The pantry is open to anyone who needs it; no proof of anything is required to access it.
Herrmann, who wears several hats for the Sustainability Office, including writing grants and creating infographics, said they work hard to spread the word about the organization and its initiatives.
“We will go out and tell people about the food pantry and about the Office of Sustainability, both to new students who haven’t been on campus but also will go to events being held on campus to make sure that more people know about the food pantry,” Herrmann said.
Another program that gives students a chance to assist with sustainability is Green Toppers.
“It is just the student organization related to groups of students who are interested in sustainability that can come from any major or background,” North said, adding the club brings in guest speakers and offers “fun activities.”
“It’s just kind of like a way to get people with like interest in hobbies. But the hobby or the interest, in this case, would be sustainability,” North said.
Green Toppers Students for Sustainability is an organization that promotes environmental education, sustainable living, and community service, according to its website.
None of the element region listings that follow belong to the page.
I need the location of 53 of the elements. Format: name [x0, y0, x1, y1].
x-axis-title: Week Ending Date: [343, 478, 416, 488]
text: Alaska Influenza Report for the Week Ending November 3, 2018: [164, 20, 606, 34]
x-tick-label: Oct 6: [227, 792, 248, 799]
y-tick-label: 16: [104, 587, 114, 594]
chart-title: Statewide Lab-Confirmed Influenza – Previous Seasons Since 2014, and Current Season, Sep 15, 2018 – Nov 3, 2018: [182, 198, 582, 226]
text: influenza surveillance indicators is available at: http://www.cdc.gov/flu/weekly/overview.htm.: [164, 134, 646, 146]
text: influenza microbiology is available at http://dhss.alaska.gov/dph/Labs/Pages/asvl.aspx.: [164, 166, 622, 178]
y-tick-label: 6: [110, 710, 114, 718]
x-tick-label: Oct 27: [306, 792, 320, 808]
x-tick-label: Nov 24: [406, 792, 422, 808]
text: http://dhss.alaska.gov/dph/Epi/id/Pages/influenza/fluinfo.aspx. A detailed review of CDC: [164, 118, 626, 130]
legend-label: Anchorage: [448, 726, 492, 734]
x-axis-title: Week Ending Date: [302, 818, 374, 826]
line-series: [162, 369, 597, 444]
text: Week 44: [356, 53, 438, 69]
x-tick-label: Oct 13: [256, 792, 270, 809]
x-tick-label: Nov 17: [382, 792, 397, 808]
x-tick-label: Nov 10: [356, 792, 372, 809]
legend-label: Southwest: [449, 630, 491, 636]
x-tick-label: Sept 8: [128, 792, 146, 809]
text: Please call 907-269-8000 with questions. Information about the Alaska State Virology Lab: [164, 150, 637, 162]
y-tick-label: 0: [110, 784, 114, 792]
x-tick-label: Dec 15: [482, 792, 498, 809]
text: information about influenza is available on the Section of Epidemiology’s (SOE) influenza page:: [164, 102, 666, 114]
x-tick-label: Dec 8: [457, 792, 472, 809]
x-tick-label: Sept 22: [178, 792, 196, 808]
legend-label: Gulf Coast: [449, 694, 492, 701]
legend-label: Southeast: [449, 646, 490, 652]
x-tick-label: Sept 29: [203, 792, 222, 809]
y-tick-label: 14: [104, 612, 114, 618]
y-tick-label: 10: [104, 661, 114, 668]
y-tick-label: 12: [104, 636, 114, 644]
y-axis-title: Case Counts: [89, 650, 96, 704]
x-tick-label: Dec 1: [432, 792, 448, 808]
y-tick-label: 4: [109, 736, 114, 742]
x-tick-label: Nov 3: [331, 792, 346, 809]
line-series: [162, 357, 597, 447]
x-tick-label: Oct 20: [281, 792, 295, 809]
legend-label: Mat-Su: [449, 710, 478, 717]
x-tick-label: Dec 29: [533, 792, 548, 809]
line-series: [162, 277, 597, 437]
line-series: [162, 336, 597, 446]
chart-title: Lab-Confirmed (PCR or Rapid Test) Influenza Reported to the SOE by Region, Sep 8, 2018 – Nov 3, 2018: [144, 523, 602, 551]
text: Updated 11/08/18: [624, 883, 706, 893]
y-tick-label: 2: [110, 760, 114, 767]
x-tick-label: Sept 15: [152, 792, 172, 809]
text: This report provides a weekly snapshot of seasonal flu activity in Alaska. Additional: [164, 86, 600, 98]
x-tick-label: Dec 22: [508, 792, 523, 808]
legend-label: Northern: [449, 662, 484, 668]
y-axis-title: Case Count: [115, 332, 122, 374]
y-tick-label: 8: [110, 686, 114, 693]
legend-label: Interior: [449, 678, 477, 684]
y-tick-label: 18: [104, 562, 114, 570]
The club’s goal is to “bring sustainable practices to the local community by having a volunteer presence and spreading environmental knowledge through student-led educational opportunities.”
Habitat for Humanity is also a part of the sustainability plan at WKU. The program’s main priority is to bring students together to help build homes for families who may have lost their homes or have not had a home.
“[The] last couple of years, we’ve had somewhere around 45 to 55 [students]” said Bryan Reaka, adviser for WKU’s Habitat for Humanity.
Last summer, eight students helped build houses fafter a tornado in 2021 destoryed homes.
“We had students who came in for a week of building; we did 10 houses. Five of those were people who were directly affected by the tornadoes,” he said.
Students at WKU are very involved in their school and community. They bring ideas to the table that go toward helping their peers and those in their community. And they aren’t finished yet.
North said the sustainability program has plans for the future. One of those plans is a sustainability think tank. This will allow students to come together and think about solutions to a presented problem.
“And what that sustainability Think Tank is going to be is we’re going to have various problems that will get brought to the students working in that Think Tank, and they are going to be there to figure out solutions to them,” North said.